Crítica| Os Irregulares de Baker Street – Nova adaptação de Sherlock Holmes traz narrativa instigante e original

Histórias policiais sempre estiveram presentes no imaginário das pessoas. O ar de mistério, a construção de uma cadeia de deduções, e a admiração pela inteligência do detetive e, em certos casos, do criminoso conquista a audiência nas mais variadas mídias. E, seja na literatura, no cinema ou na televisão, o raciocínio rápido de um detetive, em particular, sempre chama a atenção do público. Adaptar as narrativas do morador do 221B de Baker Street é ter em mãos uma obra promissora, e com a nova série da Netflix não seria diferente.

Dirigida por Tom Bidwell, ‘Os Irregulares de Baker Street’ conta a história de Beatrice (Thaddea Graham), Jessie (Darci Shaw), Spike (McKell David), Leo (Harrison Osterfield) e Billy (Jojo Macari), um grupo de jovens que tentam sobreviver nas ruas da Londres vitoriana. Enquanto tentam superar as dificuldades da vida, a gangue se encontra resolvendo crimes sobrenaturais para Sherlock Holmes (Henry Lloyd-Hughes) e o Dr. John Watson (Royce Pierreson). Conforme os casos ficam cada vez mais sombrios, os personagens devem se preparar para enfrentarem uma força que ameaça dizimar a humanidade. 

Uma boa adaptação de Sherlock Holmes pode trazer inúmeras mudanças na narrativa, contanto que mantenha a essência da história. E é isso que a série faz. Traz casos sobrenaturais, o estudo do ocultismo e um Sherlock mais desgostoso com a vida, mas sempre mantendo as características que marcaram o personagem ao longo das décadas, seja apresentando o seu jeito analítico, tocando seu violino ou fazendo uso de ópio. Além disso, as referências a casos já conhecidos trazem aconchego para os fãs mais atentos aos diálogos, como a citação a Jefferson Hope, crime solucionado pelo detetive em seu primeiro romance ‘Um Estudo em Vermelho’.

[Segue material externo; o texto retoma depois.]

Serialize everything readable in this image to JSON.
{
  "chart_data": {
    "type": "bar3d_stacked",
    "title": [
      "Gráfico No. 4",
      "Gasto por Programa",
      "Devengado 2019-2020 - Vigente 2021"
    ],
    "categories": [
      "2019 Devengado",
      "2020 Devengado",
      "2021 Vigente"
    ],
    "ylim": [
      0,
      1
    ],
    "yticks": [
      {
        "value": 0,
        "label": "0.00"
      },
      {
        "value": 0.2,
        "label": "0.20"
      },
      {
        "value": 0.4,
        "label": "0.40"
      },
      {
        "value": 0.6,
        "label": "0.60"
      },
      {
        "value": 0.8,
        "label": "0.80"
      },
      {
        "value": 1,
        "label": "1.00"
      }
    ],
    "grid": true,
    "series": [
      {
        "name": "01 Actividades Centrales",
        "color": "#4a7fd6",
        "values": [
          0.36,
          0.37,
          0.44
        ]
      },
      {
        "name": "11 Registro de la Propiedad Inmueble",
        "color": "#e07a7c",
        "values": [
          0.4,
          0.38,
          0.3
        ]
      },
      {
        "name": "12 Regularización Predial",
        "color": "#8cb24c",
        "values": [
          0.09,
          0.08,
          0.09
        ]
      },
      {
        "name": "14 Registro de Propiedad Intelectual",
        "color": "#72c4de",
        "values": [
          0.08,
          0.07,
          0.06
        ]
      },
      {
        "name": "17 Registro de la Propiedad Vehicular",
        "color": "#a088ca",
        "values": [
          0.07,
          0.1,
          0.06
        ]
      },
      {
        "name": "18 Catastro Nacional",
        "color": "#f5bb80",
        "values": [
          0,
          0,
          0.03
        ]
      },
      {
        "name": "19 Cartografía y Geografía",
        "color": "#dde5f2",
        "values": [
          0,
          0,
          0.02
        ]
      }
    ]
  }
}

Apesar de ser baseado em personagens que já apareceram em algumas obras de Arthur Conan Doyle, a série trabalha o universo do detetive de forma original. A começar pelo protagonismo que está nas mãos dos jovens desgarrados que tentam sobreviver nas ruas marginalizadas de Londres. À medida que os episódios ocorrem, a figura do detetive mais famoso do mundo se torna tão misteriosa quanto os fenômenos sobrenaturais que rondam a Inglaterra. A realeza possui uma rápida participação, mas se torna desinteressante diante dos desafios que os irregulares precisam enfrentar.

Os Irregulares de Baker Street’ apresentam Sherlock Holmes a uma nova geração, e acalenta o coração dos fãs com uma trama instigante e crimes cada vez mais sombrios, num cenário longe de ser delicado e belo, como, geralmente, a Era Vitoriana é apresentada. É uma nova forma de olhar para a porta da 221B de Baker Street.